С грехом пополам усадив японца, я глянул на свою эспаду и покачал головой. Это оружие больше предназначено для того, чтобы колоть. Рубить тоже можно, но для того, чтобы снести башку с одного удара немного не подходит. Я еще немного поколебался и взял тати Омуры. Ну а что, помреть от своего меча — даже символично.

Лука и айн притащили жену полковника. Японка болталась в их руках как тряпичная кукла и, похоже, полностью утратила связь с действительностью. Да и сам Омура не обращал на нее никакого внимания.

Он подоткнул кимоно под себя, затем что-то неразборчиво пробормотал, коротким движением всадил себе танто в живот и с утробным всхлипом рванул его в сторону.

На татами вывалилась груда сизых кишок, в зале пронесся смрад внутренностей.
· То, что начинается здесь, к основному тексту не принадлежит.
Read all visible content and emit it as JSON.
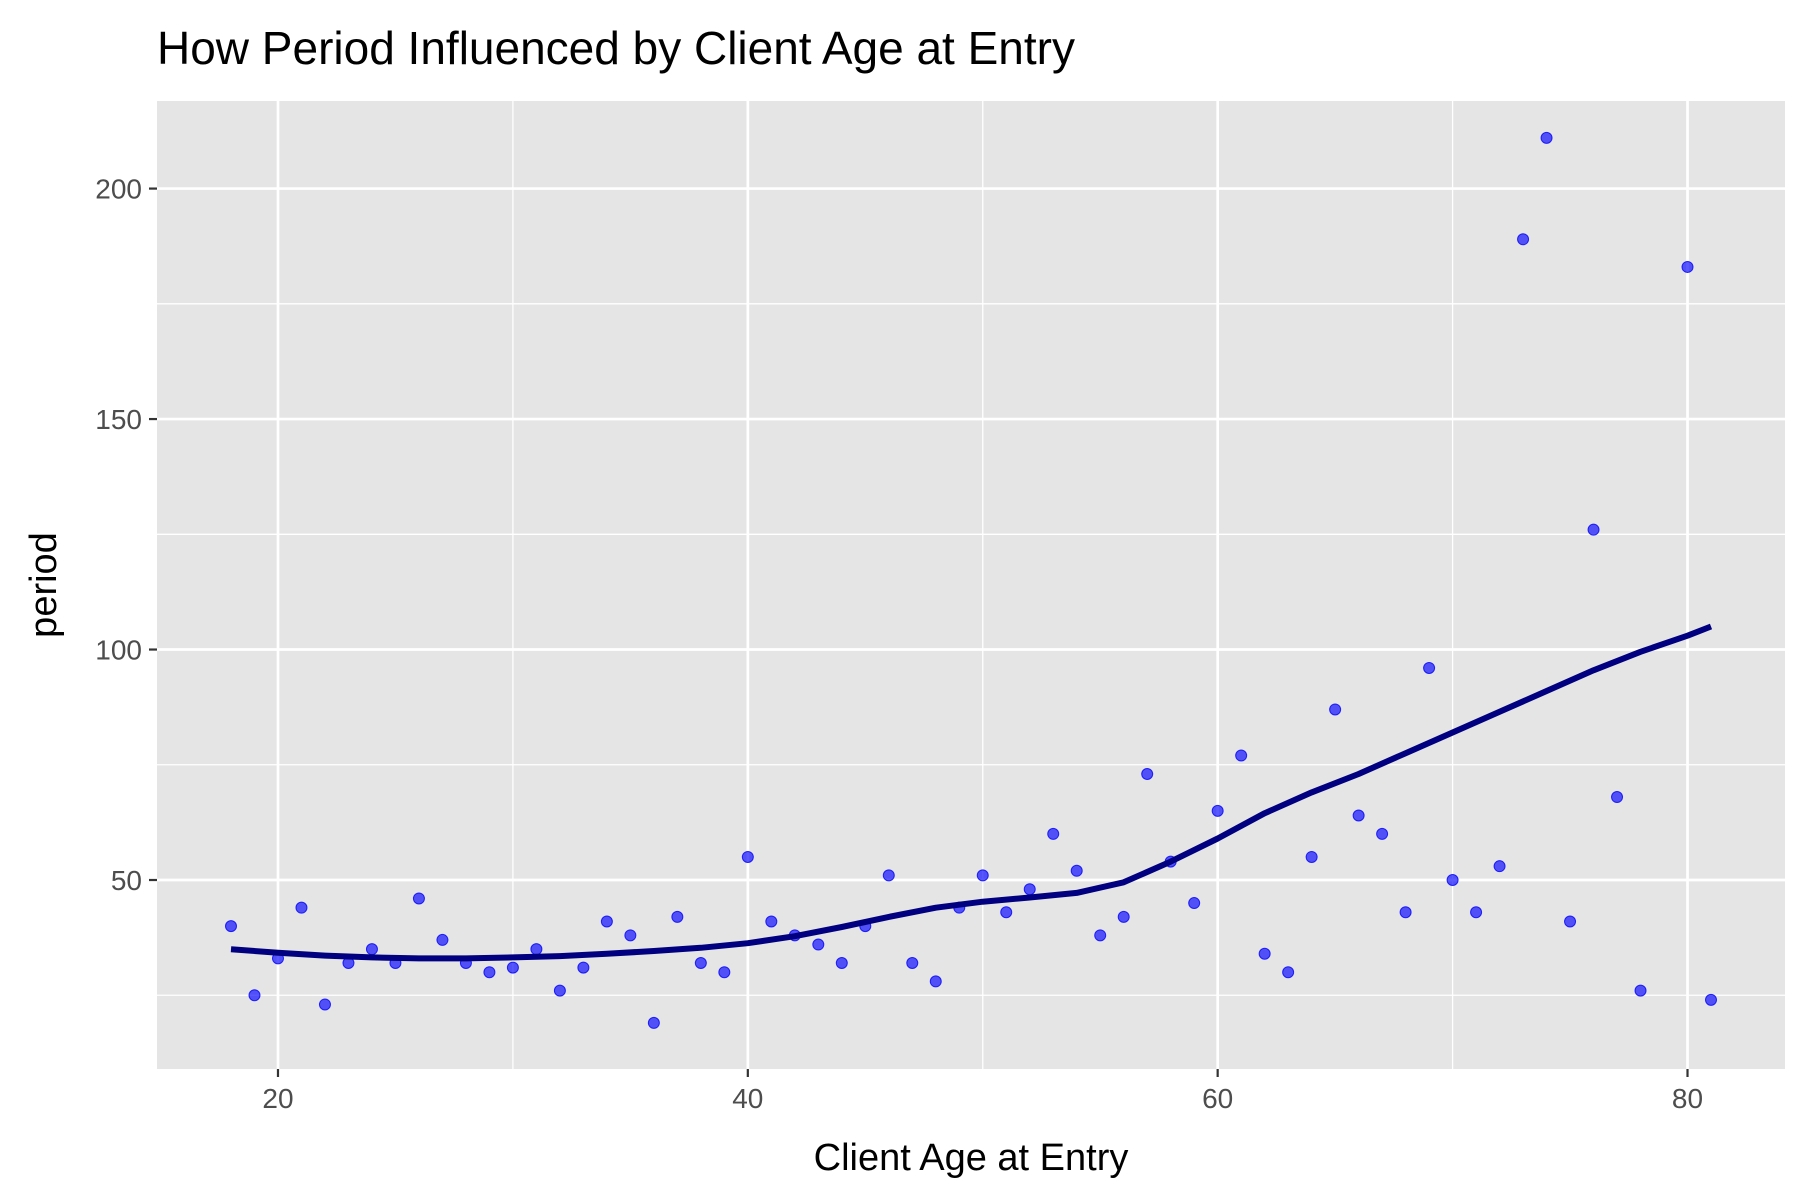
{
  "chart_data": {
    "type": "scatter",
    "title": "How Period Influenced by Client Age at Entry",
    "xlabel": "Client Age at Entry",
    "ylabel": "period",
    "xlim": [
      14.85,
      84.15
    ],
    "ylim": [
      9.0,
      219.0
    ],
    "x_ticks": [
      20,
      40,
      60,
      80
    ],
    "y_ticks": [
      50,
      100,
      150,
      200
    ],
    "x_tick_labels": [
      "20",
      "40",
      "60",
      "80"
    ],
    "y_tick_labels": [
      "50",
      "100",
      "150",
      "200"
    ],
    "grid": true,
    "legend": "none",
    "colors": {
      "panel_background": "#e5e5e5",
      "grid": "#ffffff",
      "points": "#0000ff",
      "smooth_line": "#000080"
    },
    "series": [
      {
        "kind": "points",
        "x": [
          18,
          19,
          20,
          21,
          22,
          23,
          24,
          25,
          26,
          27,
          28,
          29,
          30,
          31,
          32,
          33,
          34,
          35,
          36,
          37,
          38,
          39,
          40,
          41,
          42,
          43,
          44,
          45,
          46,
          47,
          48,
          49,
          50,
          51,
          52,
          53,
          54,
          55,
          56,
          57,
          58,
          59,
          60,
          61,
          62,
          63,
          64,
          65,
          66,
          67,
          68,
          69,
          70,
          71,
          72,
          73,
          74,
          75,
          76,
          77,
          78,
          80,
          81
        ],
        "y": [
          40,
          25,
          33,
          44,
          23,
          32,
          35,
          32,
          46,
          37,
          32,
          30,
          31,
          35,
          26,
          31,
          41,
          38,
          19,
          42,
          32,
          30,
          55,
          41,
          38,
          36,
          32,
          40,
          51,
          32,
          28,
          44,
          51,
          43,
          48,
          60,
          52,
          38,
          42,
          73,
          54,
          45,
          65,
          77,
          34,
          30,
          55,
          87,
          64,
          60,
          43,
          96,
          50,
          43,
          53,
          189,
          211,
          41,
          126,
          68,
          26,
          183,
          24
        ]
      },
      {
        "kind": "smooth",
        "x": [
          18,
          20,
          22,
          24,
          26,
          28,
          30,
          32,
          34,
          36,
          38,
          40,
          42,
          44,
          46,
          48,
          50,
          52,
          54,
          56,
          58,
          60,
          62,
          64,
          66,
          68,
          70,
          72,
          74,
          76,
          78,
          80,
          81
        ],
        "y": [
          35,
          34.2,
          33.6,
          33.2,
          33,
          33,
          33.2,
          33.5,
          34,
          34.6,
          35.3,
          36.3,
          37.8,
          39.8,
          42,
          44,
          45.3,
          46.2,
          47.2,
          49.5,
          54,
          59,
          64.5,
          69,
          73,
          77.5,
          82,
          86.5,
          91,
          95.5,
          99.5,
          103,
          105
        ]
      }
    ]
  }
}
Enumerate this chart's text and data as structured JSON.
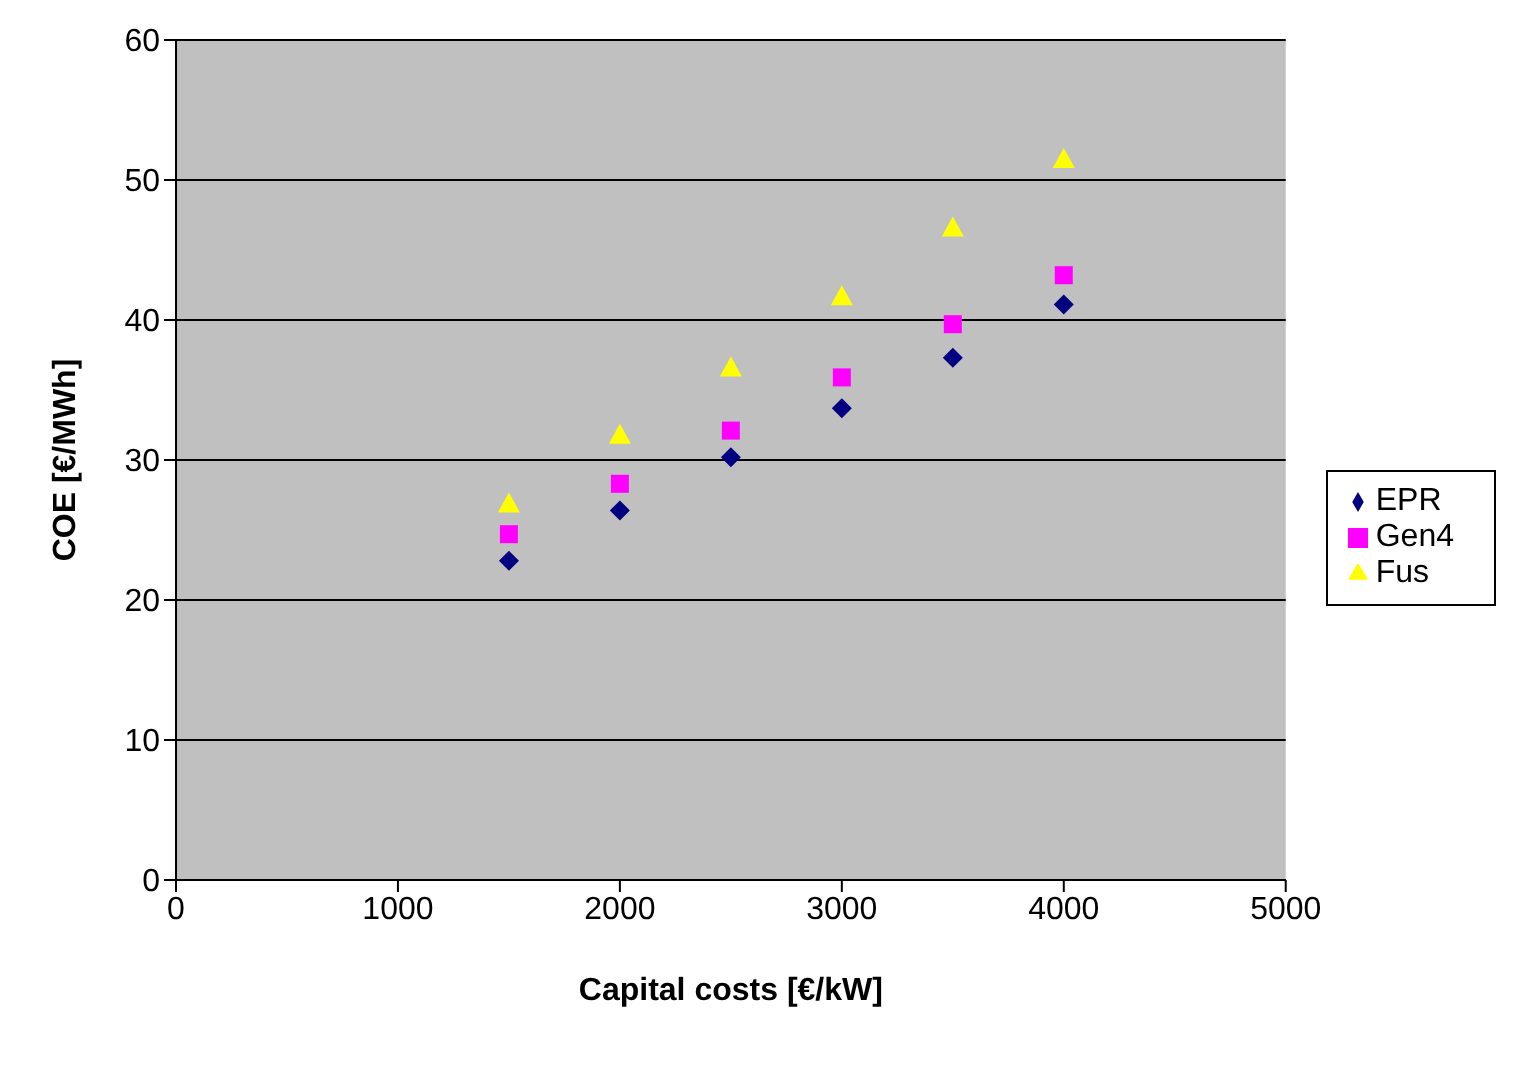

Я помедлил немного, после чего резко махнул мечом.

Вот честно, на своем веку я срубил одним ударом немало голов и в успехе не сомневался, так как отделить емкость для мозгов на самом деле не особо трудно. Но тут… тут что-то пошло не так.

Незнакомый меч в руках, опять же, самурай в момент удара неожиданно склонился…

Убить я его убил, но на шее осталась челюсть. В общем, получилось не очень эстетично.

Н-да, позорище…

— Готово? — тактично поинтересовался Лука.

— Еще нет. Приподнимите ее… — я шагнул к японке и прижав к ее виску револьвер, нажал на спусковой крючок. — Теперь точно все…

При этом не испытывал ни малейших сомнений. Да, я не изувер и не садист, от убийств беззащитных женщин не фанатею, но оставлять ее в живых уж совсем полная глупость.

Дальше, вложил в ее руку меч Омуры, а во вторую свой пистолет. Остальных японцев вооружил «Мадсеном» Луки и обрезом Тайто. Вдобавок, слегка покромсал их же мечами. Пусть полиция теперь башку себе ломает, что здесь случилось. И вообще, сыны Восходящего солнца народ загадочный, может сами устроили коллективное самоубиение, согласно своим, опять же, только японам понятным традициям.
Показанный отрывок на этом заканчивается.